Jack O'Gorman, reviewing the encyclopedia for Booklist in 2007, wrote that it "is not an encyclopedia of science fiction, and it's not an encyclopedia of science, either"; according to O'Gorman, it fills a niche that is not covered by other works such as Gary Westfahl's The Greenwood Encyclopedia of Science Fiction and Fantasy (2005) or Don D'Ammassa's Encyclopedia of Science Fiction (2005). O'Gorman found the book useful, and commended the decision to include works mentioned in the entries in the index.

Cindy Stewart Kaag wrote in Reference and User Services Quarterly in 2007 that the book is "a really good reference work on the science that makes it science fiction" and that the book does not have any counterparts in that respect. Kaag highlighted the navigability of the work as a positive, with entries listed alphabetically and thematically in addition to there being an extensive index, and commented that the bibliography at the end is comprehensive with works by scholars and science fiction writers alike. Kaag noted that the $165 price would likely make the book prohibitively expensive for many libraries.
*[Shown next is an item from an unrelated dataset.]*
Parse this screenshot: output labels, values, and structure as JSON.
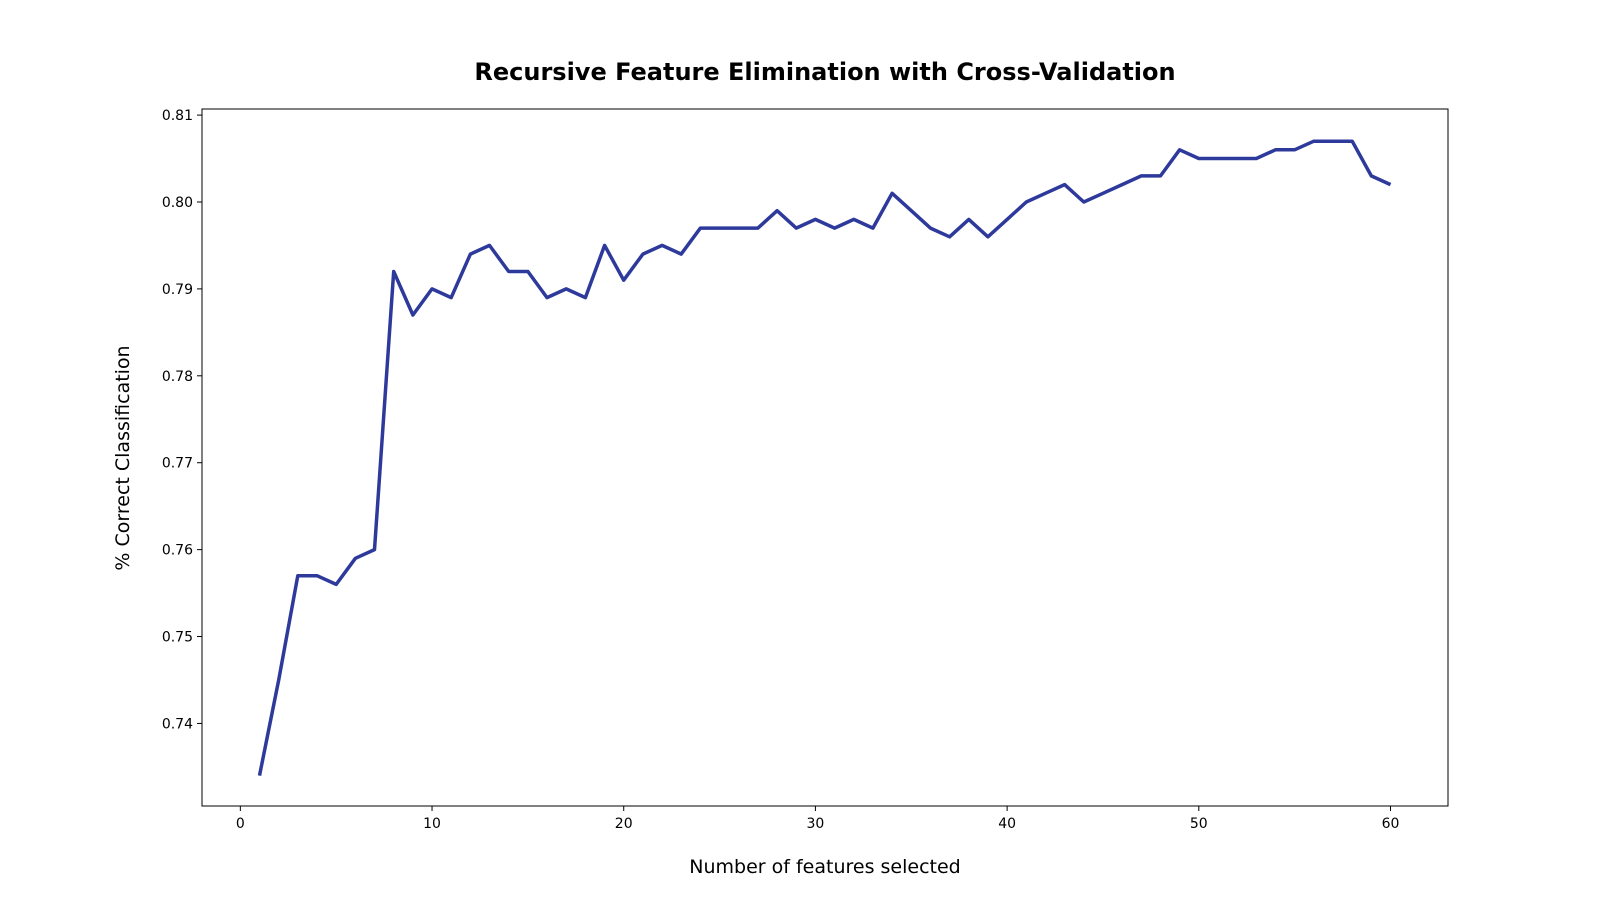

Rob Latham, in a 2007 review in the Journal of the Fantastic in the Arts, compared the book favourably to The Encyclopedia of Science Fiction, writing that "Stableford's commentary has a wider cultural and philosophical resonance" as well as a greater level of detail. According to Latham, the book "entirely subsumes and supplants the few general works remotely like it" such as Rex Malik's Future Imperfect: Science Fact and Science Fiction (1980) and The Science in Science Fiction. Latham found the only negative thing to be said about the contents of the book to be the focus on "genre sf" to the exclusion of other subgenres at the periphery of science fiction, while noting that the high cost of the volume was also a drawback.
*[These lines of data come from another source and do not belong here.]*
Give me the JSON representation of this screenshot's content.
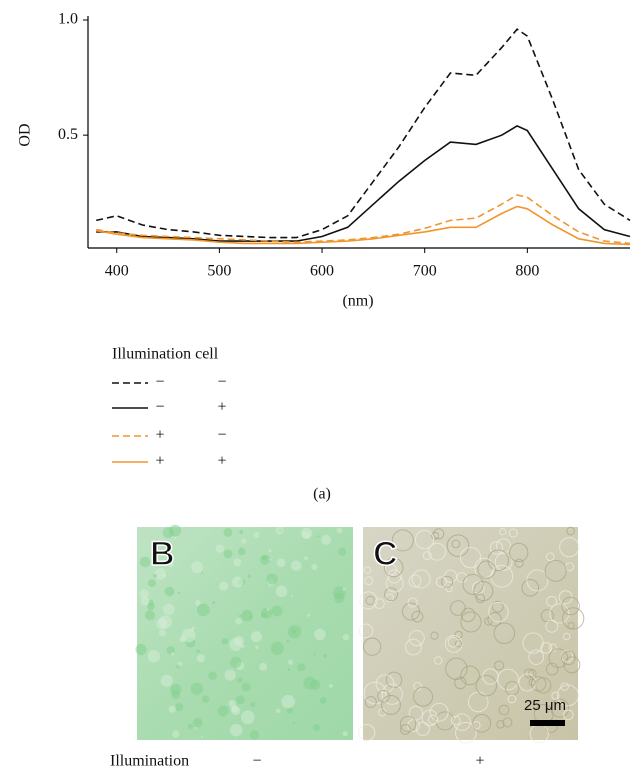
{
  "chart_data": {
    "type": "line",
    "y_label": "OD",
    "x_label": "(nm)",
    "xlim": [
      372,
      900
    ],
    "ylim": [
      0.01,
      1.0
    ],
    "xticks": [
      400,
      500,
      600,
      700,
      800
    ],
    "yticks": [
      0.5,
      {
        "value": 1,
        "label": "1.0"
      }
    ],
    "x": [
      380,
      400,
      425,
      450,
      475,
      500,
      525,
      550,
      575,
      600,
      625,
      650,
      675,
      700,
      725,
      750,
      775,
      790,
      800,
      825,
      850,
      875,
      900
    ],
    "series": [
      {
        "color": "#111111",
        "dashed": true,
        "values": [
          0.13,
          0.15,
          0.11,
          0.09,
          0.08,
          0.065,
          0.06,
          0.055,
          0.055,
          0.09,
          0.15,
          0.3,
          0.45,
          0.62,
          0.77,
          0.76,
          0.88,
          0.96,
          0.93,
          0.65,
          0.35,
          0.2,
          0.13
        ]
      },
      {
        "color": "#111111",
        "dashed": false,
        "values": [
          0.08,
          0.08,
          0.06,
          0.055,
          0.05,
          0.04,
          0.04,
          0.04,
          0.04,
          0.06,
          0.1,
          0.2,
          0.3,
          0.39,
          0.47,
          0.46,
          0.5,
          0.54,
          0.52,
          0.35,
          0.18,
          0.09,
          0.06
        ]
      },
      {
        "color": "#f0962e",
        "dashed": true,
        "values": [
          0.09,
          0.075,
          0.065,
          0.06,
          0.055,
          0.05,
          0.045,
          0.04,
          0.035,
          0.04,
          0.045,
          0.055,
          0.07,
          0.095,
          0.13,
          0.14,
          0.2,
          0.24,
          0.23,
          0.15,
          0.08,
          0.04,
          0.03
        ]
      },
      {
        "color": "#f0962e",
        "dashed": false,
        "values": [
          0.085,
          0.07,
          0.055,
          0.05,
          0.045,
          0.035,
          0.03,
          0.03,
          0.03,
          0.035,
          0.04,
          0.05,
          0.065,
          0.08,
          0.1,
          0.1,
          0.16,
          0.19,
          0.18,
          0.11,
          0.05,
          0.03,
          0.025
        ]
      }
    ],
    "legend": {
      "title": "Illumination cell",
      "rows": [
        [
          "−",
          "−"
        ],
        [
          "−",
          "+"
        ],
        [
          "+",
          "−"
        ],
        [
          "+",
          "+"
        ]
      ]
    },
    "caption": "(a)"
  },
  "panels": {
    "images": [
      {
        "label": "B"
      },
      {
        "label": "C",
        "scale_bar": "25 μm"
      }
    ],
    "row_label": "Illumination",
    "row_values": [
      "−",
      "+"
    ]
  }
}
Joan Gordon, in her 2009 review of the work for Science Fiction Studies, said the book would be "a necessity, albeit an expensive one, for any library, public or personal, that strives for a strong collection on science fiction". She found the interconnectivity between entries, with words corresponding to entry titles marked by an asterisk, to provide a good way to explore related topics. Gordon also praised the entries themselves, both in terms of being informative and engaging to read. She found the example of one of her students using the book to illustrate its utility well: the student sought information on nuclear weapons in fiction and consulted the "Atom Bomb" entry, finding information among other things on the history of nuclear weapons, nuclear anxiety, and various relevant works of fiction across a wide range of time, with the possibility of locating additional relevant information in other entries or the bibliography. According to Gordon, "There is nothing else like it, but its presence makes clear that there should have been." Gordon nevertheless found several things about the book to criticize. She stated that while the introduction says that individuals were assigned entries due to "the relevance of their work to issues in science, rather than their importance within the history of genre science fiction", she did not find the selection of authors to reflect that criterion particularly well. She also perceived the book to have a strong male bias, noting for instance that the only woman with an individual entry in the book is Ursula K. Le Guin and identifying Marie Curie as a high-profile omission. Gordon further noted that the coverage of games is sparse.